D'altra parte, la nuova community potrebbe introdurre anche diverse novità nel campo dell'energia. In primo luogo, tutte le case sarebbero costruite con materiali che permettano di isolare più facilmente gli interni dagli sbalzi di temperatura esterna e quindi di rendere meno necessario l'utilizzo del riscaldamento in inverno e della climatizzazione in estate. Questa iniziativa porterebbe a un maggiore risparmio energetico grazie a consumi più efficienti, anche se parte del suo successo sarebbe favorito anche dal clima mite olandese. Inoltre, ReGen Villages si impegna anche a ridurre il consumo energetico e migliorare la qualità dell'aria, ripetendo il modello di trasporto che già funziona con successo nei Paesi Bassi: comunità piuttosto piccole, dove la maggior parte delle distanze può essere percorsa a piedi, un uso diffuso delle biciclette e una diffusione crescente di auto elettriche, che in questo caso sarebbero gli unici veicoli a motore che potrebbero circolare per le strade.

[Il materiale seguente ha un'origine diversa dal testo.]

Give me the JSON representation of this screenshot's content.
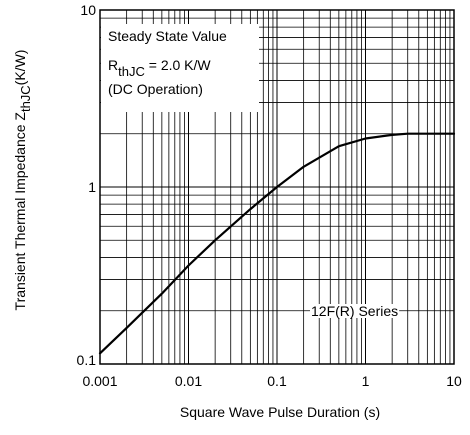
{
  "chart_data": {
    "type": "line",
    "title": "",
    "xlabel": "Square Wave Pulse Duration (s)",
    "ylabel": {
      "main": "Transient Thermal Impedance Z",
      "sub": "thJC",
      "unit": "(K/W)"
    },
    "xscale": "log",
    "yscale": "log",
    "xlim": [
      0.001,
      10
    ],
    "ylim": [
      0.1,
      10
    ],
    "grid": true,
    "xticks": [
      {
        "value": 0.001,
        "label": "0.001"
      },
      {
        "value": 0.01,
        "label": "0.01"
      },
      {
        "value": 0.1,
        "label": "0.1"
      },
      {
        "value": 1,
        "label": "1"
      },
      {
        "value": 10,
        "label": "10"
      }
    ],
    "yticks": [
      {
        "value": 0.1,
        "label": "0.1"
      },
      {
        "value": 1,
        "label": "1"
      },
      {
        "value": 10,
        "label": "10"
      }
    ],
    "annotations": {
      "steady_line1": "Steady State Value",
      "steady_r": "R",
      "steady_sub": "thJC",
      "steady_eq": " = 2.0 K/W",
      "steady_line3": "(DC Operation)",
      "series_label": "12F(R) Series"
    },
    "series": [
      {
        "name": "12F(R) Series",
        "x": [
          0.001,
          0.002,
          0.005,
          0.01,
          0.02,
          0.05,
          0.1,
          0.2,
          0.5,
          1,
          2,
          3,
          5,
          10
        ],
        "y": [
          0.115,
          0.16,
          0.25,
          0.36,
          0.5,
          0.75,
          1.0,
          1.3,
          1.7,
          1.88,
          1.97,
          2.0,
          2.0,
          2.0
        ]
      }
    ]
  }
}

Al contrario, se molte delle novità introdotte dalla comunità di Almere mirano a ridurre i consumi energetici, altre mirano a massimizzarne la produzione. In questo senso il progetto ha previsto l'installazione di pannelli solari in tutte le abitazioni e di impianti di generazione eolica ea biomasse, con l'intento che ogni famiglia possa coprire almeno il proprio consumo. Ma gli obiettivi di ReGen vanno ben oltre: lungi dall'essere soddisfatti dell'autoconsumo, i promotori del progetto aspirano che la generazione di più energia (accompagnata da un minor dispendio energetico) fornisca un surplus che la collettività può esportare nella rete elettrica nazionale. Ciò fornirebbe un surplus che si tradurrebbe in una fonte di reddito necessaria per coprire almeno una parte del fabbisogno di beni che non sono prodotti nella comunità.

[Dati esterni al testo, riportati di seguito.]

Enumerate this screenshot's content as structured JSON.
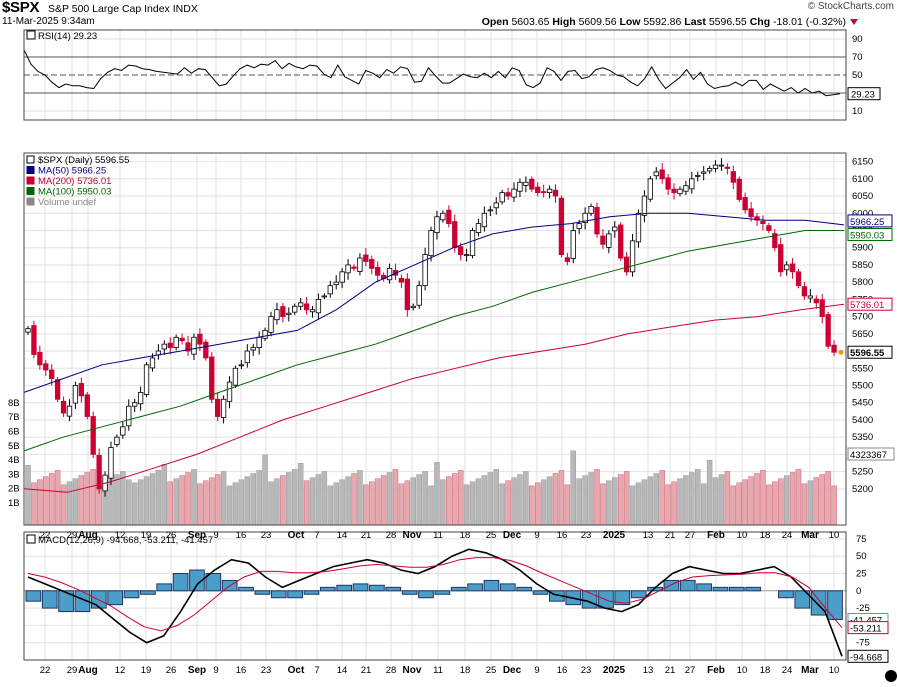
{
  "header": {
    "ticker": "$SPX",
    "name": "S&P 500 Large Cap Index",
    "exchange": "INDX",
    "date": "11-Mar-2025 9:34am",
    "brand": "© StockCharts.com",
    "open_label": "Open",
    "open": "5603.65",
    "high_label": "High",
    "high": "5609.56",
    "low_label": "Low",
    "low": "5592.86",
    "last_label": "Last",
    "last": "5596.55",
    "chg_label": "Chg",
    "chg": "-18.01 (-0.32%)"
  },
  "colors": {
    "up": "#000000",
    "down": "#cc0033",
    "ma50": "#000080",
    "ma200": "#cc0033",
    "ma100": "#006600",
    "vol_up": "#b8b8b8",
    "vol_down": "#e8a8b0",
    "macd_hist": "#4a9ec8"
  },
  "x_axis_labels": [
    "22",
    "29",
    "Aug",
    "12",
    "19",
    "26",
    "Sep",
    "9",
    "16",
    "23",
    "Oct",
    "7",
    "14",
    "21",
    "28",
    "Nov",
    "11",
    "18",
    "25",
    "Dec",
    "9",
    "16",
    "23",
    "2025",
    "13",
    "21",
    "27",
    "Feb",
    "10",
    "18",
    "24",
    "Mar",
    "10"
  ],
  "chart_data": [
    {
      "type": "line",
      "title": "RSI(14) 29.23",
      "y_ticks": [
        90,
        70,
        50,
        30,
        10
      ],
      "ylim": [
        0,
        100
      ],
      "reference_lines": [
        70,
        50,
        30
      ],
      "last_value_tag": "29.23",
      "series": [
        {
          "name": "RSI(14)",
          "values": [
            78,
            62,
            54,
            50,
            42,
            36,
            40,
            38,
            38,
            36,
            35,
            46,
            53,
            57,
            55,
            61,
            60,
            57,
            56,
            54,
            53,
            52,
            51,
            58,
            52,
            57,
            56,
            47,
            38,
            40,
            49,
            57,
            61,
            58,
            62,
            61,
            66,
            57,
            63,
            59,
            57,
            61,
            60,
            51,
            47,
            61,
            48,
            44,
            40,
            55,
            52,
            47,
            56,
            52,
            59,
            57,
            42,
            43,
            58,
            49,
            41,
            41,
            46,
            51,
            48,
            47,
            52,
            47,
            54,
            47,
            58,
            55,
            39,
            36,
            41,
            58,
            54,
            44,
            54,
            55,
            46,
            48,
            56,
            58,
            55,
            50,
            48,
            42,
            38,
            46,
            59,
            45,
            35,
            41,
            47,
            56,
            45,
            53,
            40,
            35,
            37,
            38,
            42,
            38,
            44,
            44,
            34,
            40,
            36,
            32,
            36,
            30,
            35,
            30,
            32,
            27,
            28,
            29.23
          ]
        }
      ]
    },
    {
      "type": "candlestick",
      "title": "$SPX (Daily) 5596.55",
      "ylim": [
        5095,
        6175
      ],
      "y_ticks": [
        5200,
        5250,
        5300,
        5350,
        5400,
        5450,
        5500,
        5550,
        5600,
        5650,
        5700,
        5750,
        5800,
        5850,
        5900,
        5950,
        6000,
        6050,
        6100,
        6150
      ],
      "volume_ticks": [
        "1B",
        "2B",
        "3B",
        "4B",
        "5B",
        "6B",
        "7B",
        "8B"
      ],
      "volume_tag": "4323367",
      "legend": [
        "$SPX (Daily) 5596.55",
        "MA(50) 5966.25",
        "MA(200) 5736.01",
        "MA(100) 5950.03",
        "Volume undef"
      ],
      "value_tags": [
        {
          "label": "5966.25",
          "value": 5966.25,
          "color": "#000080"
        },
        {
          "label": "5950.03",
          "value": 5950.03,
          "color": "#006600"
        },
        {
          "label": "5736.01",
          "value": 5736.01,
          "color": "#cc0033"
        },
        {
          "label": "5596.55",
          "value": 5596.55,
          "color": "#000000",
          "bold": true
        }
      ],
      "closes": [
        5665,
        5590,
        5560,
        5545,
        5520,
        5460,
        5420,
        5440,
        5500,
        5470,
        5410,
        5300,
        5200,
        5240,
        5320,
        5350,
        5380,
        5440,
        5450,
        5480,
        5560,
        5580,
        5600,
        5620,
        5610,
        5640,
        5630,
        5600,
        5640,
        5620,
        5580,
        5460,
        5410,
        5460,
        5510,
        5550,
        5560,
        5600,
        5610,
        5640,
        5660,
        5700,
        5720,
        5700,
        5710,
        5730,
        5740,
        5720,
        5720,
        5750,
        5760,
        5790,
        5800,
        5830,
        5850,
        5840,
        5870,
        5860,
        5840,
        5820,
        5810,
        5840,
        5820,
        5800,
        5720,
        5730,
        5790,
        5880,
        5950,
        5990,
        6000,
        5970,
        5900,
        5880,
        5880,
        5950,
        5970,
        6000,
        6010,
        6030,
        6060,
        6050,
        6070,
        6090,
        6090,
        6070,
        6060,
        6060,
        6070,
        6050,
        5880,
        5860,
        5950,
        5970,
        6000,
        6020,
        5940,
        5910,
        5940,
        5960,
        5870,
        5830,
        5920,
        6000,
        6050,
        6100,
        6120,
        6100,
        6070,
        6060,
        6070,
        6080,
        6100,
        6110,
        6120,
        6130,
        6140,
        6140,
        6130,
        6090,
        6040,
        6010,
        5990,
        5980,
        5970,
        5950,
        5900,
        5830,
        5850,
        5830,
        5790,
        5760,
        5760,
        5740,
        5700,
        5614,
        5596.55
      ],
      "series": [
        {
          "name": "MA(50)",
          "values": [
            5480,
            5520,
            5560,
            5580,
            5600,
            5620,
            5640,
            5660,
            5720,
            5800,
            5850,
            5900,
            5940,
            5960,
            5970,
            5990,
            6000,
            6000,
            5990,
            5980,
            5980,
            5966.25
          ]
        },
        {
          "name": "MA(100)",
          "values": [
            5310,
            5350,
            5380,
            5410,
            5440,
            5480,
            5520,
            5560,
            5590,
            5620,
            5660,
            5700,
            5730,
            5770,
            5800,
            5830,
            5860,
            5890,
            5910,
            5930,
            5950,
            5950.03
          ]
        },
        {
          "name": "MA(200)",
          "values": [
            5200,
            5190,
            5220,
            5260,
            5300,
            5350,
            5400,
            5440,
            5480,
            5520,
            5550,
            5580,
            5600,
            5620,
            5650,
            5670,
            5690,
            5700,
            5720,
            5736.01
          ]
        }
      ]
    },
    {
      "type": "line",
      "title": "MACD(12,26,9) -94.668, -53.211, -41.457",
      "y_ticks": [
        75,
        50,
        25,
        0,
        -25,
        -50,
        -75
      ],
      "ylim": [
        -100,
        85
      ],
      "value_tags": [
        {
          "label": "-41.457",
          "value": -41.457,
          "color": "#4a9ec8"
        },
        {
          "label": "-53.211",
          "value": -53.211,
          "color": "#cc0033"
        },
        {
          "label": "-94.668",
          "value": -94.668,
          "color": "#000000"
        }
      ],
      "series": [
        {
          "name": "MACD",
          "values": [
            20,
            10,
            0,
            -10,
            -20,
            -40,
            -60,
            -75,
            -65,
            -30,
            10,
            30,
            45,
            40,
            20,
            5,
            15,
            25,
            35,
            40,
            45,
            40,
            30,
            25,
            35,
            50,
            60,
            55,
            45,
            30,
            10,
            -5,
            -10,
            -15,
            -25,
            -30,
            -20,
            5,
            25,
            35,
            30,
            25,
            25,
            30,
            35,
            20,
            -5,
            -30,
            -94.668
          ]
        },
        {
          "name": "Signal",
          "values": [
            25,
            20,
            12,
            2,
            -10,
            -22,
            -38,
            -52,
            -58,
            -50,
            -35,
            -15,
            5,
            20,
            28,
            28,
            26,
            26,
            28,
            32,
            36,
            38,
            36,
            34,
            34,
            38,
            45,
            48,
            48,
            44,
            36,
            25,
            15,
            5,
            -5,
            -15,
            -18,
            -12,
            0,
            12,
            20,
            22,
            23,
            24,
            26,
            26,
            20,
            5,
            -25,
            -53.211
          ]
        },
        {
          "name": "Histogram",
          "values": [
            -15,
            -25,
            -30,
            -30,
            -25,
            -20,
            -10,
            -5,
            10,
            25,
            30,
            25,
            15,
            5,
            -5,
            -10,
            -10,
            -5,
            5,
            8,
            10,
            8,
            5,
            -5,
            -10,
            -5,
            5,
            10,
            15,
            10,
            5,
            -5,
            -15,
            -20,
            -25,
            -25,
            -20,
            -10,
            5,
            15,
            15,
            10,
            5,
            5,
            5,
            0,
            -10,
            -25,
            -35,
            -41.457
          ]
        }
      ]
    }
  ]
}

Infine, il progetto si impegna alla sostenibilità a lungo termine ripetendo il modello di raccolta e trattamento dei rifiuti che già rende i Paesi Bassi uno dei paesi più puliti al mondo (Amsterdam è la seconda città più rispettosa dell'ambiente, secondo il Global Green Economy 2014 Indice). Inoltre, è stato progettato un impianto di biogas per convertire i rifiuti in acqua ed energia, nonché nuove iniziative per promuovere il riciclaggio e il consumo responsabile per promuovere rispettivamente il riutilizzo dei prodotti e ridurre i rifiuti generati dalla comunità.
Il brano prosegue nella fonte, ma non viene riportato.